Kildermot Abbey
- Interactive map of Kildermot Abbey

Monastery information
- Other names: Kildermot Church, Kildermott Abbey
- Order: Premonstratensians (Norbertines)
- Established: 13th century
- Diocese: Achonry

Architecture
- Status: ruined
- Heritage designation:

National monument of Ireland
- Official name: Kildermot Church
- Reference no.: 402
- Style: Norman

Site
- Location: Kildermot, Attymass, County Mayo
- Coordinates: 54°03′30″N 9°05′25″W﻿ / ﻿54.058363°N 9.090197°W
- Visible remains: church
- Public access: yes

= Kildermot Abbey =

Kildermot Abbey is a former Premonstratensian Priory and National Monument located in County Mayo, Ireland.

==Location==
Kildermot Abbey is located on the west bank of Ballymore Lough, 1 km northwest of Attymass.

==History==
Kildermot Abbey was founded Premonstratensian Canons (Norbertines), who were already established in the area at this time.

It is possible the Abbey and its townland are now known as Kildermot due to patronage by the Mac Diarmada; no connection to any St Dermot can be claimed.

The Abbey was partially destroyed after the Penal Laws of 1697.

Two holy water fonts from the Abbey were recovered from the lake by a Mr.
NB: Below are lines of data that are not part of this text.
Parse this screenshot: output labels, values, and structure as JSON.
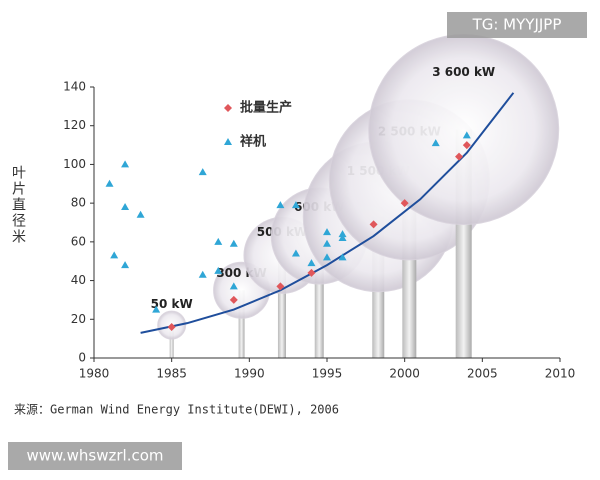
{
  "chart_data": {
    "type": "scatter",
    "y_label": "叶片直径米",
    "source": "来源：German Wind Energy Institute(DEWI), 2006",
    "xlim": [
      1980,
      2010
    ],
    "xticks": [
      1980,
      1985,
      1990,
      1995,
      2000,
      2005,
      2010
    ],
    "ylim": [
      0,
      140
    ],
    "yticks": [
      0,
      20,
      40,
      60,
      80,
      100,
      120,
      140
    ],
    "series": [
      {
        "name": "批量生产",
        "color": "#e0575b",
        "marker": "diamond",
        "x": [
          1985,
          1989,
          1992,
          1994,
          1998,
          2000,
          2003.5,
          2004
        ],
        "values": [
          16,
          30,
          37,
          44,
          69,
          80,
          104,
          110
        ]
      },
      {
        "name": "祥机",
        "color": "#2fa6d6",
        "marker": "triangle",
        "x": [
          1981,
          1981.3,
          1982,
          1982,
          1982,
          1983,
          1984,
          1987,
          1987,
          1988,
          1988,
          1989,
          1989,
          1992,
          1993,
          1993,
          1994,
          1995,
          1995,
          1995,
          1996,
          1996,
          1996,
          2002,
          2004
        ],
        "values": [
          90,
          53,
          100,
          78,
          48,
          74,
          25,
          96,
          43,
          60,
          45,
          59,
          37,
          79,
          79,
          54,
          49,
          65,
          59,
          52,
          64,
          62,
          52,
          111,
          115
        ]
      }
    ],
    "trend": {
      "color": "#1f4e9c",
      "x": [
        1983,
        1986,
        1989,
        1992,
        1995,
        1998,
        2001,
        2004,
        2007
      ],
      "values": [
        13,
        18,
        25,
        35,
        48,
        63,
        82,
        106,
        137
      ]
    },
    "turbines": [
      {
        "label": "50 kW",
        "x": 1985,
        "y": 17
      },
      {
        "label": "300 kW",
        "x": 1989.5,
        "y": 35
      },
      {
        "label": "500 kW",
        "x": 1992.1,
        "y": 53
      },
      {
        "label": "600 kW",
        "x": 1994.5,
        "y": 63
      },
      {
        "label": "1 500 kW",
        "x": 1998.3,
        "y": 73
      },
      {
        "label": "2 500 kW",
        "x": 2000.3,
        "y": 92
      },
      {
        "label": "3 600 kW",
        "x": 2003.8,
        "y": 118
      }
    ],
    "watermarks": [
      "TG: MYYJJPP",
      "www.whswzrl.com"
    ]
  }
}
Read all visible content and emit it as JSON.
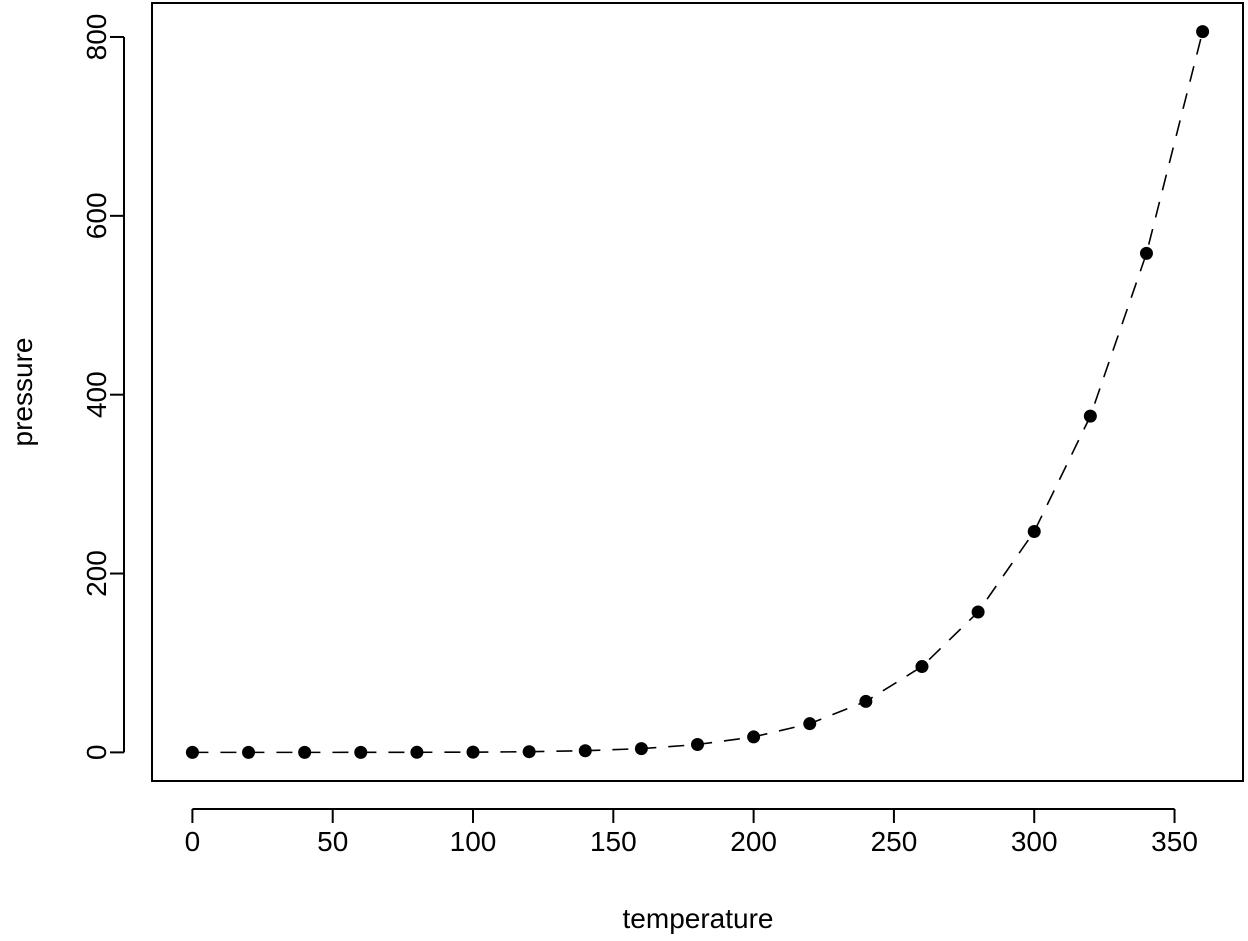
{
  "chart_data": {
    "type": "scatter",
    "title": "",
    "xlabel": "temperature",
    "ylabel": "pressure",
    "xlim": [
      -14.4,
      374.4
    ],
    "ylim": [
      -32.0,
      838.0
    ],
    "x_ticks": [
      0,
      50,
      100,
      150,
      200,
      250,
      300,
      350
    ],
    "y_ticks": [
      0,
      200,
      400,
      600,
      800
    ],
    "grid": false,
    "legend": "none",
    "connector": "dashed line through points",
    "series": [
      {
        "x": [
          0,
          20,
          40,
          60,
          80,
          100,
          120,
          140,
          160,
          180,
          200,
          220,
          240,
          260,
          280,
          300,
          320,
          340,
          360
        ],
        "y": [
          0.0002,
          0.0012,
          0.006,
          0.03,
          0.09,
          0.27,
          0.75,
          1.85,
          4.2,
          8.8,
          17.3,
          32.1,
          57.0,
          96.0,
          157.0,
          247.0,
          376.0,
          558.0,
          806.0
        ]
      }
    ],
    "colors": {
      "points": "#000000",
      "line": "#000000",
      "axes": "#000000"
    }
  }
}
Thomas Gallagher. One has been returned to the Abbey, while the other is in the National Museum of Ireland.

Kildermot Abbey became a National Monument in 1939.

Dawn Mass is celebrated annually at the ruins on Easter Sunday.

==Building==
The church's west gable is pulled down, but the foundation is still traceable. Its side walls and east gable remain.

In this gable is a lancet window, widened inside and arched above, fashioned of rudely cut stones. The whole church measures 5.5 × 3.5 m.